Now, my first thoughts on hearing this had me thinking that it made sense. After all, I've witnessed most Indians being very India centered. This shows up when teachers tell young children that they should only eat Indian food and that other foods are bad for them. It showed in the Indian retail market where Indian made goods dominated the markets. I simply had to look this up.
It was a lie. Here's the proof - Travisa Outsourcing: Missionary Visas. I was disappointed for many reasons. First was because it would seem that some of the horror stories of corrupt ministries in India were likely true. Second was because he might have felt the need to say this to an all white church for some less than ideal reasons. Third was because I couldn't believe he didn't know this. It's his job to know these things. It's his field of expertise. Granted, he wouldn't need a visa and his wife wouldn't either now but I'm certain he worked with other missionaries (because he talked about it) and should know these visa's are offered.
While I will never know what his reasoning was or why he said this to a crowd that never would have needed to know it, I just found it very disappointing.
After service I talked to them and found a few more things they said disturbing. They told stories of having windows broken out of the church that sounded very real. I had witnessed similar incidents (not directly to churches) in Amritsar. Then they told other stories of "testimony" nature that seemed rehearsed and not likely true. One was of a man getting shocked by electricity and having his clothes completely blown off his body while watering the church roof on a Sunday. While this man was saved while doing church work, another woman had tapped a power line with a wet sari and died instantly.

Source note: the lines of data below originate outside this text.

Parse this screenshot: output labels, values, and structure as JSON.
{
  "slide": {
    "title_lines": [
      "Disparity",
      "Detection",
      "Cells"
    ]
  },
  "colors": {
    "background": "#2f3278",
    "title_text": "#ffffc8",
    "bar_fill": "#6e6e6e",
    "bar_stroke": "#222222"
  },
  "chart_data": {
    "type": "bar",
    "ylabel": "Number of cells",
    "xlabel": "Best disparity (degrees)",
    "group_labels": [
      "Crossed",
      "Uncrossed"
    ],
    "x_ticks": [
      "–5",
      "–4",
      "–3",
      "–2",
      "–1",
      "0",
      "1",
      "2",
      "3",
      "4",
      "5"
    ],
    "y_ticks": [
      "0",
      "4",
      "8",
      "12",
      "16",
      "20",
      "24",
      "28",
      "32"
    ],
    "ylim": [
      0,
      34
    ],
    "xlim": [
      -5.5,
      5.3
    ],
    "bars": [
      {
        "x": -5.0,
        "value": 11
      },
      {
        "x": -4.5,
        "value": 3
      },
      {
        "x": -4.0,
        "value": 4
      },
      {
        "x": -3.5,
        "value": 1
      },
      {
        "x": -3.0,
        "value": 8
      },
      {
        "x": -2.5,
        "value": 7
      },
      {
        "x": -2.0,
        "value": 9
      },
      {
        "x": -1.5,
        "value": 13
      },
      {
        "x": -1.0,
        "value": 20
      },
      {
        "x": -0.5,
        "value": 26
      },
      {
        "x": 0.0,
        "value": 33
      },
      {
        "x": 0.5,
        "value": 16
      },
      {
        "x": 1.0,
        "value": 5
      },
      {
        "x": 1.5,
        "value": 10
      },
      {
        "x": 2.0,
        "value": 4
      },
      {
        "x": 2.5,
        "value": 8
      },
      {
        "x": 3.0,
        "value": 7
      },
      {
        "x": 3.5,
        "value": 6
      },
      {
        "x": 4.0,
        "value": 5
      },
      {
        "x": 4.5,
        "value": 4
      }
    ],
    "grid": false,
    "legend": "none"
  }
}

The story may have been true but just the way they told it reeked of the typical Christian propaganda. I think one thing that bothered me was that they said they had expressly forbid working on Sunday in the church but that this man was determined to water the roof and talked them into allowing him to. My next concern was that this occurred while the building was being built and specifically the day after the roof was attached to the building. I don't know Indian construction but why would the electricity be on and run to the house with live current flowing to a building that wasn't finished being built yet? When hubby and I turned on our electricity to be separate from the family, we had to apply and wait a while for the box to be installed. I can't imagine you would do this before the building ever had a roof on it.
There were a few more things that struck me as odd but I think you all get the point. I felt like they were worried I might point out something they didn't want their financial backers to know. They weren't preaching about how bad Indians have it or how poor the country was so I don't know why. But I just got the impression that I made them nervous.